The tissues-of-origin of circulating cell-free DNA (cfDNA) holds great promise for non-invasive diagnosing cancers, monitoring allograft rejection, and prenatal testing. Many features for inferring the tissues-of-origin of cfDNAs are being revealed from different angles, including genetics, epigenetics, and fragmentomics, with whole-genome sequencing (WGS) and whole-genome bisulfite sequencing (WGBS) data of cfDNA. However, it lacks integrative toolkits for automatically extracting the revealed features from the WGS and WGBS data of cfDNA samples. Here, we propose cfDNAFE, a comprehensive and easy-to-use python package for extracting multi-omics features from the aligned cfDNA sequencing data. It covers three aspects: cfDNA genetic features, cfDNA methylation features, and cfDNA fragmentation features, including 13 types of feature profiles. The genetic features include substitution mutations, mutation signatures and copy number variations. The methylation features are the proportions of methylated fragments, unmethylated fragments, and mixed methylated fragments on cell-type-specific markers. The fragmentation features related to the fragment sizes, end/breakpoint motifs, and nucleosome positions are also integrated.
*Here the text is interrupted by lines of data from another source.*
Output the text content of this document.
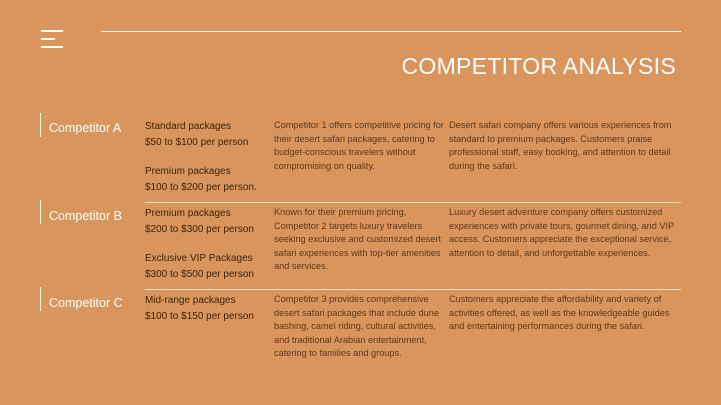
COMPETITOR ANALYSIS
Competitor A Standard packages
$50 to $100 per person
Premium packages
$100 to $200 per person.
Competitor 1 offers competitive pricing for their desert safari packages, catering to budget-conscious travelers without compromising on quality.
Desert safari company offers various experiences from standard to premium packages. Customers praise professional staff, easy booking, and attention to detail during the safari.
Competitor B Premium packages
$200 to $300 per person
Exclusive VIP Packages
$300 to $500 per person
Known for their premium pricing, Competitor 2 targets luxury travelers seeking exclusive and customized desert safari experiences with top-tier amenities and services.
Luxury desert adventure company offers customized experiences with private tours, gourmet dining, and VIP access. Customers appreciate the exceptional service, attention to detail, and unforgettable experiences.
Competitor C Mid-range packages
$100 to $150 per person
Competitor 3 provides comprehensive desert safari packages that include dune bashing, camel riding, cultural activities, and traditional Arabian entertainment, catering to families and groups.
Customers appreciate the affordability and variety of activities offered, as well as the knowledgeable guides and entertaining performances during the safari.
To verify the functions of cfDNAFE, we perform analysis on the WGS/WGBS data of cfDNA samples based on the feature profiles extracted by cfDNAFE. The comparison between the cfDNA samples of hepatocellular carcinoma (HCC) patients and normal controls suggests HCC cfDNA samples exhibit significant difference in fragment size related features and breakpoint/end motif patterns, and obtain significant higher OCF values in the liver-specific open regions than the health controls. Conclusively, cfDNAFE is a most comprehensive toolkit which covers the most features for inferring the tissues-of-origin of cfDNAs in existing studies up to date. It will facilitate researchers to build machine learning models for auxiliary diagnosis based on these features. Availability and implementation: https://github.com/Cuiwanxin1998/cfDNAFE.

Abstract Image

cfDNAFE:综合提取游离DNA的多组学特征,用于无创诊断。
循环无细胞DNA (cfDNA)的起源组织在非侵入性诊断癌症、监测同种异体移植排斥反应和产前检测方面具有很大的前景。利用cfDNA的全基因组测序(WGS)和亚硫酸盐全基因组测序(WGBS)数据,从遗传学、表观遗传学和片段组学等不同角度揭示了推断cfDNA起源组织的许多特征。然而,目前还缺乏从cfDNA样本的WGS和WGBS数据中自动提取揭示特征的集成工具。在这里,我们提出cfDNAFE,一个全面且易于使用的python包,用于从校准的cfDNA测序数据中提取多组学特征。涵盖cfDNA遗传特征、cfDNA甲基化特征和cfDNA片段化特征三个方面,包括13种类型的特征谱。遗传特征包括替代突变、突变特征和拷贝数变异。甲基化特征是甲基化片段、非甲基化片段和混合甲基化片段在细胞类型特异性标记上的比例。还集成了与片段大小、末端/断点基序和核小体位置相关的片段特征。为了验证cfDNAFE的功能,我们基于cfDNAFE提取的特征轮廓对cfDNA样本的WGS/WGBS数据进行了分析。肝细胞癌(HCC)患者cfDNA样本与正常对照的比较表明,HCC cfDNA样本在片段大小相关特征和断点/末端基序模式上存在显著差异,并且在肝脏特异性开放区域获得显著高于健康对照的OCF值。最后,cfDNAFE是一个最全面的工具包,涵盖了迄今为止现有研究中推断cfdna起源组织的大多数特征。这将有助于研究人员基于这些特征构建辅助诊断的机器学习模型。可用性和实现:https://github.com/Cuiwanxin1998/cfDNAFE。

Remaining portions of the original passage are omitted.